Other People's Baggage

By: Kendel Lynn & Diane Vallere & Gigi Pandian



A Mad for Mod Mystery Novella

(prequel to Pillow Stalk)


Diane Vallere


I started my getaway on the floor. And by floor, I mean the beige speckled linoleum tile squares that covered the ground by the Monterey Airport baggage claim. A fragile-looking Chihuahua broke free from the grasp of a young girl and ran over to sniff me. The girl moved toward the dog but her dad held her hand tightly. She started to cry. I tried to roll over again, but a stab of pain shot through my knee cap and I flopped back onto my butt. My face flushed with embarrassment, not over the fact that a group of official looking men and a steady stream of travelers had seen the turquoise cotton panties I wore under my early sixties aqua sheath dress but because I knew I needed to ask someone for help getting back up and I didn’t like to ask for help strangers, official-looking or otherwise.

The passengers around me gave me a one foot berth, enough to indicate I was woman down, but not enough to give up their prime spot for retrieving their luggage as it came off the beltline.

A man in a black suit approached me. He corralled my crutches to the side with his foot, then stood behind me and put his hands under my arms. I held the end to the Chihuahua’s leash in my hand as I stood, then crutched to the little girl, her dog trailing behind me, and returned her charge. The official-looking man stood by the luggage conveyor belt watching me.

“You okay?” asked the man who had helped me up. Now that we were face to face I noticed he was not much taller than I was. He was tan, with a mole under his left eye. His longish sandy-blond hair was parted on the side and tucked behind his ears. He held a piece of paper that said Day.

“Reservation for Day? That’s me. Give me a second to get my suitcase and we can go.”

The crowd of travelers had thinned significantly, and only a few bags were left on the luggage belt. My blue and white 1950’s hardback suitcase was one of them. I anchored the crutches under my arms and moved closer to the belt. It didn’t take a rocket scientist to realize I couldn’t pick up my suitcase while balanced on the crutches.

“Which one’s yours?”

“The blue and white one,” I answered.

He pulled the suitcase from the conveyor belt and turned away from me. He walked fast, faster than I would have expected considering he was well aware of my crutch-handicap, I didn’t ask him to slow down. I was going to function the way I always functioned, post-knee injury or no post-knee injury.

The driver and I reached the parking lot within twenty seconds of each other. When I arrived at the car he was shutting the trunk with my luggage inside. He opened the back door of the sedan and waved for me to go inside.

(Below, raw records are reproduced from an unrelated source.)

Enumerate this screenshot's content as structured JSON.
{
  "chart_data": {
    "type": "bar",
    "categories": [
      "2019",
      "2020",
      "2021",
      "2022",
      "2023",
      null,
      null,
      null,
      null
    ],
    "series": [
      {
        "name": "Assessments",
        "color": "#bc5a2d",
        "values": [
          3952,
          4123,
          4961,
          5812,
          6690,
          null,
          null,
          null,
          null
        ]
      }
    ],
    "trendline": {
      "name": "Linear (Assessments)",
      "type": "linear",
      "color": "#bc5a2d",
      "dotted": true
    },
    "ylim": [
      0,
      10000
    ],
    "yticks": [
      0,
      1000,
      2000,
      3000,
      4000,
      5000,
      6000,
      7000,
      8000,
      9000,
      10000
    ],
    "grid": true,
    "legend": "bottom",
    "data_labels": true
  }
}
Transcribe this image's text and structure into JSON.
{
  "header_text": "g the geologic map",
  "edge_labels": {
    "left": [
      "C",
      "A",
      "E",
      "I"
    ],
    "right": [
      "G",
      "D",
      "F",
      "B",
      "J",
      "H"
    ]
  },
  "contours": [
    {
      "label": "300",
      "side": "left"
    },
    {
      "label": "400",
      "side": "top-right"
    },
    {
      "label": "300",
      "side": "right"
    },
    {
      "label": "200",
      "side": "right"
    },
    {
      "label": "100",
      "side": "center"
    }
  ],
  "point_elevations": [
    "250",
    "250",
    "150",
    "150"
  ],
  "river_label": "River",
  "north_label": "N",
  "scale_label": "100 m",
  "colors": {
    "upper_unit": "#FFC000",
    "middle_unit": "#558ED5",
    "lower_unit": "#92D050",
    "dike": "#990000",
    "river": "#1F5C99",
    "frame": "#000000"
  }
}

“Ms. Day,” he said with a nod.

“Actually, it’s not Day, it’s Night.” His eyebrows and his mouth turned down at the same time, as if little puppet strings from somewhere below us controlled is expression. “Madison Night,” I added, turning my introduction into a James Bond-ism.

“Madison Night?” he checked his clipboard. “I have a reservation for D. Day.”

“I didn’t want to travel under my own name. If you check your paperwork, you’ll find my name matches the name on the credit card used to hold the reservation.” His suspicion was obvious but I ignored it. My knee throbbed from the fall by the baggage claim and now, to add insult to injury, my underarms ached from the speed-crutching I’d done to keep up with him.

I pulled the crutches out from under me and pushed them into the back seat, then followed them into the dark black interior. I slid my license and credit card from the wallet inside the quilted leather bag I had slung across my body and waited for the inevitable request to see them. Instead, he shut my door and walked around the other side, then climbed in behind the wheel.

“Forgive me, Ms. Night. When I saw a reservation for D. Day, going to Carmel By-The-Sea, well, I thought I might be having a brush with fame.”

“To tell you the truth, Doris Day is why I’m going to Carmel. She’s like a—” I stopped talking abruptly, realizing I didn’t know how to finish the sentence to a stranger.